Balasubramanian, A., Kumar, A., Liu, Y., Cao, H., Venkataraman, S., and Akella, A. 2021. Accelerating Deep Learning Inference via Learned Caches. arXiv:2101.07344 [cs.LG] (Jan. 2021), DOI: https://doi.org/10.48550/arXiv.2101.07344
- Trained ResNet-18, etc. models
- Dataset of training samples (images) to train the learned cache on
- LFW dataset, Stanford cars dataset, and CIFAR-100 dataset
- Accuracy (compared to testing datasets) measurements
- Latency measurements
- Complexity of the learned cache ML models which affects:
- Performance/accuracy (must predict outputs correctly often enough to make it worth it)
- ML Model latency (it must be fast enough to not delay each layer calculation)
- Same CPU/GPU instances as in the paper
- Download the trained models and datasets from open-source sites. (Erik)

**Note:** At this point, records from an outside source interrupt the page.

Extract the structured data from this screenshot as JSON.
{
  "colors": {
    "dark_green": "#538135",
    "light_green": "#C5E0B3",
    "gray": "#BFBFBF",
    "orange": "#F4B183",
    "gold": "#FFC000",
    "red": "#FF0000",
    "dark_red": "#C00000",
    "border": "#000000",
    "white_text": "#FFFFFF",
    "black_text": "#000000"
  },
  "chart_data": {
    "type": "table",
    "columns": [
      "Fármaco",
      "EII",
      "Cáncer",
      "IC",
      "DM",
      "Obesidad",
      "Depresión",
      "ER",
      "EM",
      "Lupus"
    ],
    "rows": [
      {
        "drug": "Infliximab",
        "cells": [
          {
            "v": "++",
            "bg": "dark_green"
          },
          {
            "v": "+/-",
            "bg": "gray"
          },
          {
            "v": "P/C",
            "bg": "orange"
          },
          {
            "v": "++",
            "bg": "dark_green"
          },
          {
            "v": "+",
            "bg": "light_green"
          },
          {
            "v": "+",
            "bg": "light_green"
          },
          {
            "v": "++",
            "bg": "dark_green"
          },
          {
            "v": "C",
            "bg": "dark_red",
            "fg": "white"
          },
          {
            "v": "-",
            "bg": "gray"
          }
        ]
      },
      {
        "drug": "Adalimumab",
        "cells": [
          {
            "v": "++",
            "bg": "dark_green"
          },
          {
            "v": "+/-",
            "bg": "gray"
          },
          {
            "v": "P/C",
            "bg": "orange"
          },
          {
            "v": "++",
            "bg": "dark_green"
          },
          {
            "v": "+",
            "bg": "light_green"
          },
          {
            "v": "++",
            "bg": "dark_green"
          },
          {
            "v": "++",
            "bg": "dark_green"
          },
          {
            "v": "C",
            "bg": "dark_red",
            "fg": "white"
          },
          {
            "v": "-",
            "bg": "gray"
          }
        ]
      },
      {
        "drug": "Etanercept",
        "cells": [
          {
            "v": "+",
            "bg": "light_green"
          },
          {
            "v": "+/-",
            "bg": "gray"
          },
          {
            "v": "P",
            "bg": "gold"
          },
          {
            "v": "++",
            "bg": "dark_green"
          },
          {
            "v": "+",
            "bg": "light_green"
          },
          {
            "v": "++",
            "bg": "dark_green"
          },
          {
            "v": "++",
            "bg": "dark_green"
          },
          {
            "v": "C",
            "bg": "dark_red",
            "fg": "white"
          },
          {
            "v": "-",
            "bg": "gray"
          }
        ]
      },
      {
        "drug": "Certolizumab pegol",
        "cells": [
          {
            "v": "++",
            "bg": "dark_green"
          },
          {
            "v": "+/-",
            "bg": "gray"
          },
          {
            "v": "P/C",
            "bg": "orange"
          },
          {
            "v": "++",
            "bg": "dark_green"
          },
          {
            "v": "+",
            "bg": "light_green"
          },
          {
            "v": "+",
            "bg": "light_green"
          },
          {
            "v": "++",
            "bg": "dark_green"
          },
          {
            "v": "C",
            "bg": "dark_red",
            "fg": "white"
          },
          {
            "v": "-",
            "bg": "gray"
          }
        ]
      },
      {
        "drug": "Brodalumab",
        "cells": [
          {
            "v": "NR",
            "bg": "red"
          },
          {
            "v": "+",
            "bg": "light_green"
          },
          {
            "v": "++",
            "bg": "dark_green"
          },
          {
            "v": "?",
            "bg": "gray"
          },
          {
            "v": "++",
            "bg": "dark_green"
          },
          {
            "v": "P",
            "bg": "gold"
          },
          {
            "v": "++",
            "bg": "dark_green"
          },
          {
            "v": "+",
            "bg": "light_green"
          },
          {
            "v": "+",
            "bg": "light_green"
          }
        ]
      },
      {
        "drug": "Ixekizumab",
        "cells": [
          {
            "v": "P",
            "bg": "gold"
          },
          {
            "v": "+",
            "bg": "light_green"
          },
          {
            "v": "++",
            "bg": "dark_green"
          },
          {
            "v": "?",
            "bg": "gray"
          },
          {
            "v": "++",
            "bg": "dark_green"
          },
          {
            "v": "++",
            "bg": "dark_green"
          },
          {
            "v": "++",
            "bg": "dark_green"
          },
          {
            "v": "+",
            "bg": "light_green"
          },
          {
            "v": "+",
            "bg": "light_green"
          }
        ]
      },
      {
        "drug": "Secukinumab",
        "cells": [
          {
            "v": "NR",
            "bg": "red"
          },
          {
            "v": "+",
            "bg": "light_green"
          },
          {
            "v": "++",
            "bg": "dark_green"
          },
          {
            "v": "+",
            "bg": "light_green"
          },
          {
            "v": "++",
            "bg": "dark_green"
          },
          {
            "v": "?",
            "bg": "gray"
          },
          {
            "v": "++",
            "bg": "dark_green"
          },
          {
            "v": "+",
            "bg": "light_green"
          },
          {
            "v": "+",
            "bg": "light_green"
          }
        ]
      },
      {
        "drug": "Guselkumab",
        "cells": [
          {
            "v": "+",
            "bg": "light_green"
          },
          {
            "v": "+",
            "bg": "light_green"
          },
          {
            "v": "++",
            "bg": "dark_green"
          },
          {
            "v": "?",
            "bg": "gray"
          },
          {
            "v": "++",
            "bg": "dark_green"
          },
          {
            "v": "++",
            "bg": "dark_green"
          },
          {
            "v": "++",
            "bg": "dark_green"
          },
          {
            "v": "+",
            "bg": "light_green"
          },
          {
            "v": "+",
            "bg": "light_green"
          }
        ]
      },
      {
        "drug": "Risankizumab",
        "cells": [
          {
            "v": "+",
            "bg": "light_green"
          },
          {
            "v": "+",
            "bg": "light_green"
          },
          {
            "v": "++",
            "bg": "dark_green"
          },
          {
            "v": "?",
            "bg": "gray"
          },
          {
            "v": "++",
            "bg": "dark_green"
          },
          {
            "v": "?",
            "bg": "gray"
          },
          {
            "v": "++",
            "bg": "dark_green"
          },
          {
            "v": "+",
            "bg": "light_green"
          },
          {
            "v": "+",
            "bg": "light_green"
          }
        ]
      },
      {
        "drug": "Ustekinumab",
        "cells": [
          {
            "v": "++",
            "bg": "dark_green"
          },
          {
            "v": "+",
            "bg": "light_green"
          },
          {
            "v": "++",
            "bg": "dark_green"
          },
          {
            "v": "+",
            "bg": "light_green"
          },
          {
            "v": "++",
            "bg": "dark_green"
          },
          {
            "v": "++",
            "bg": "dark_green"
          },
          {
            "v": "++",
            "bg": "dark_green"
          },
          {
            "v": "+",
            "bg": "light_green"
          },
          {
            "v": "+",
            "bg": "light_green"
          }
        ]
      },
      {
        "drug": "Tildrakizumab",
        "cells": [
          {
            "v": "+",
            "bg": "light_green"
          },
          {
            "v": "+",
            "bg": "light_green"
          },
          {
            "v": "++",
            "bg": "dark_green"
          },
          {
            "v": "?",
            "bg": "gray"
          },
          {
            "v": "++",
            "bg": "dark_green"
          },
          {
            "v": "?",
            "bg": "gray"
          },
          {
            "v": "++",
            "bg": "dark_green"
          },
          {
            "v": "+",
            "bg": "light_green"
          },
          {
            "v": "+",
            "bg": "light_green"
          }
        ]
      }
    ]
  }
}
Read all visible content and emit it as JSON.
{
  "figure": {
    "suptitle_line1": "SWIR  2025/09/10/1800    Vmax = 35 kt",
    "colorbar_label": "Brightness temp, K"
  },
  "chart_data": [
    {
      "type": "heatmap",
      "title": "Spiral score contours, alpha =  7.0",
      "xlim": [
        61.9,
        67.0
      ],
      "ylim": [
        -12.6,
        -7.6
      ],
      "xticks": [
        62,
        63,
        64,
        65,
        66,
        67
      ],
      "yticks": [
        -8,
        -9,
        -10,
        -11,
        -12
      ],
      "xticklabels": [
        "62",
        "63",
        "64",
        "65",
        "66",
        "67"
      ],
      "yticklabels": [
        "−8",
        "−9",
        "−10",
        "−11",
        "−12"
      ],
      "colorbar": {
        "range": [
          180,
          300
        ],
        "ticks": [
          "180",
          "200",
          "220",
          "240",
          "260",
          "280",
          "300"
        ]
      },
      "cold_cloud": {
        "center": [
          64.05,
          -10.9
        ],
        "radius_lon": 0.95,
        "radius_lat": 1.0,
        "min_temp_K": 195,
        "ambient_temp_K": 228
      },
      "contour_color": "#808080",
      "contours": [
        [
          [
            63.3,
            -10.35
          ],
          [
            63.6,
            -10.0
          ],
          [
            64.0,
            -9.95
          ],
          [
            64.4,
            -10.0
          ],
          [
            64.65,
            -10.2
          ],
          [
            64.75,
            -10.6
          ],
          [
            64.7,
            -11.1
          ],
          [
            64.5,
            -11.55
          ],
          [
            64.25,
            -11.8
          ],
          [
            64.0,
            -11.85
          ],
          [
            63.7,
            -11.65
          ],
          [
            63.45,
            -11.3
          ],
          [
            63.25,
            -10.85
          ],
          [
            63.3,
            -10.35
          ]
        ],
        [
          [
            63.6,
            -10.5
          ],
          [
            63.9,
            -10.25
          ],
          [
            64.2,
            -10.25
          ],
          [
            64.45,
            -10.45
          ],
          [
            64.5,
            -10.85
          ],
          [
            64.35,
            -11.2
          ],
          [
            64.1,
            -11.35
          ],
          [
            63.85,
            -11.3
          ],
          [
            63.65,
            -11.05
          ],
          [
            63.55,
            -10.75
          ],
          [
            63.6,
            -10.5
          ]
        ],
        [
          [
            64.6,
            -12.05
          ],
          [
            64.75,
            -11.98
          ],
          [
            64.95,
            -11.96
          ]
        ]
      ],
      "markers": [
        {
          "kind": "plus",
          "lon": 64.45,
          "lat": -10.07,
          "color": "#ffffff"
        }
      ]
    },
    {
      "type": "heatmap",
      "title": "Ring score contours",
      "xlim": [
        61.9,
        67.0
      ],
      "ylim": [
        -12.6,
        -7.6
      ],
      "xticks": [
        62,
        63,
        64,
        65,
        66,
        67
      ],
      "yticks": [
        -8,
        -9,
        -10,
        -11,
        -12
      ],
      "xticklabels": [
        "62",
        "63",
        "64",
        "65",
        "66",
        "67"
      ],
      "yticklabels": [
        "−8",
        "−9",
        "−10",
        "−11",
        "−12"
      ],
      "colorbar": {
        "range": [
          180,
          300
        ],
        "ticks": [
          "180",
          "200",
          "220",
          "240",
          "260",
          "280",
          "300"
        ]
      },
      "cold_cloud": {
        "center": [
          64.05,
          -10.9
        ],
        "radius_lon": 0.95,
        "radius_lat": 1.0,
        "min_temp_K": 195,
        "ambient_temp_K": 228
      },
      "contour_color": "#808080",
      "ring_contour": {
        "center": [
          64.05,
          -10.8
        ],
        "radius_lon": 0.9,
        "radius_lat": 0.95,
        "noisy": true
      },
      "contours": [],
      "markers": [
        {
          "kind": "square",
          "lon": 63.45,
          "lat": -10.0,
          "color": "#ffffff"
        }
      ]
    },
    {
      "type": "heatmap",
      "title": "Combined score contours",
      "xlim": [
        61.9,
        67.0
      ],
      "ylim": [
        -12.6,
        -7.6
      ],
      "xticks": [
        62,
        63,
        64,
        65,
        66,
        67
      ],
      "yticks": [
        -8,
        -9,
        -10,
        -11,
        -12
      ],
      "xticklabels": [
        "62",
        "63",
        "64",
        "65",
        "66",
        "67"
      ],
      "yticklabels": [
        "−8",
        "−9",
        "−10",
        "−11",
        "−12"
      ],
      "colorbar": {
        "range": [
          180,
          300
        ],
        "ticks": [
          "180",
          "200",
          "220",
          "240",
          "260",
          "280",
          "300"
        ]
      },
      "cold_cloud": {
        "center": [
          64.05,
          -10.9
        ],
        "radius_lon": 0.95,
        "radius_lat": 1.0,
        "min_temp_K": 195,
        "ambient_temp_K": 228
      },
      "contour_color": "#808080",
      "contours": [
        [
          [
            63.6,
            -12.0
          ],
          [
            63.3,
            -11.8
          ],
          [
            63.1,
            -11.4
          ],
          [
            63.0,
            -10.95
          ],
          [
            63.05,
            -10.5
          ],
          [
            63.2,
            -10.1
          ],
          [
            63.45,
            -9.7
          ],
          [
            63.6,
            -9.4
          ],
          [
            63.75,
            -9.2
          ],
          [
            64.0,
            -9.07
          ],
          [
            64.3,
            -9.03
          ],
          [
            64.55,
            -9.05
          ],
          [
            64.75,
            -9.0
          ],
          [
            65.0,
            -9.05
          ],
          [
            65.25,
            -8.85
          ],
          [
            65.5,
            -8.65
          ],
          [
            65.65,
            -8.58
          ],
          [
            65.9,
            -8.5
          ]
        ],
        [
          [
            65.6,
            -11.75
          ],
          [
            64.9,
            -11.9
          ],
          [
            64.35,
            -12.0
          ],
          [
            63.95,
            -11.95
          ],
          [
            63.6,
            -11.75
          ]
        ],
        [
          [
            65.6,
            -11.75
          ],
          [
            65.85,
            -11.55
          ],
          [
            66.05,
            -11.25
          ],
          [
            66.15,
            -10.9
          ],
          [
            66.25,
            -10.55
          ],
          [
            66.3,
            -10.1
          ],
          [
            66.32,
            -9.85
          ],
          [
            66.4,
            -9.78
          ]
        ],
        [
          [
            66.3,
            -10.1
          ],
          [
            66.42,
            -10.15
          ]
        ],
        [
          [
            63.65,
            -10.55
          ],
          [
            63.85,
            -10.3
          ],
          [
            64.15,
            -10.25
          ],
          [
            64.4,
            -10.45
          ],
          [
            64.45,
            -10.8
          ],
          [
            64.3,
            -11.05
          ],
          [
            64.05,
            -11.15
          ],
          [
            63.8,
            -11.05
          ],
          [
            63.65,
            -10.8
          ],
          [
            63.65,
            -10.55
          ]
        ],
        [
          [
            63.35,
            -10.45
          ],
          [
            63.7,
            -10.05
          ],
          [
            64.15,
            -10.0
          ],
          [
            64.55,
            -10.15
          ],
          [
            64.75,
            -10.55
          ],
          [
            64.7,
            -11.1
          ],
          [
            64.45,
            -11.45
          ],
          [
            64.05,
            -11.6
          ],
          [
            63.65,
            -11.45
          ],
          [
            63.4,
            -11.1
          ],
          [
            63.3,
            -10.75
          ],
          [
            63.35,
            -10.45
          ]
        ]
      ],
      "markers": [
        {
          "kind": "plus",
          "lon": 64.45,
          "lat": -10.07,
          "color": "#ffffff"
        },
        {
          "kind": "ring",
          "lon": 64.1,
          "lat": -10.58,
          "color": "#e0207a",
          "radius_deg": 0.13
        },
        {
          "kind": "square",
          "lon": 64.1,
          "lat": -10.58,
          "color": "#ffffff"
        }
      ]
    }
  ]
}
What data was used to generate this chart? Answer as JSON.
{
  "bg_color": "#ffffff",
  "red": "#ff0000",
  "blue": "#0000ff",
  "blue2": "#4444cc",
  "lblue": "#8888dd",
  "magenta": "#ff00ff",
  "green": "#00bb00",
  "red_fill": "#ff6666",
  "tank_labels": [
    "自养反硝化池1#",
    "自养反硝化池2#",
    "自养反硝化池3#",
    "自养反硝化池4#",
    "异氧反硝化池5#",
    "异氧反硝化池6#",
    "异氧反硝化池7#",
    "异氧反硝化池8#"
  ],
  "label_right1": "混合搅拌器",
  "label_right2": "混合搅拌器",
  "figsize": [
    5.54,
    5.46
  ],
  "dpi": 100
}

- Investigate CPU and GPU implementations, decide which one to do based on our available computing resources. (Erik)
- Investigate Apache Thrift and other RPC frameworks. (Clemente)
- Implement the RPC system, and finish an end-to-end GATI system. (Clemente)
- Test, measure latency and accuracy (Both)
- Finish report (Both)
- Evaluate design on CPU and a GPU, if we have enough time.
- Vary the hyperparameters to optimize performance, and possibly surpass their results.
- We will present the accuracy and latency measurements to the class. We plan on using visuals, like graphs and charts to help us present. We will compare latency vs performance for each of our models. We will provide illustrations for any part of the system design that we change from the paper. We will base the success of our implementation on whether it reaches and/or surpasses the latency gains from the paper, as shown below (ignore the Google Commands speech recognition task).
- This is our first time developing in Apache Thrift for RPC’s.
- We are hoping that the retraining times are as fast as they say in the paper during inference time. This design latency is heavily dependent on the speed and accuracy of these models.
- Since the paper implements its system using specific AWS instances, we would like AWS credits to more closely replicate their implementation and limit independent variables.
- We would appreciate advice on RPC frameworks or DAGs for DNNs, if the teaching team has any experience with them.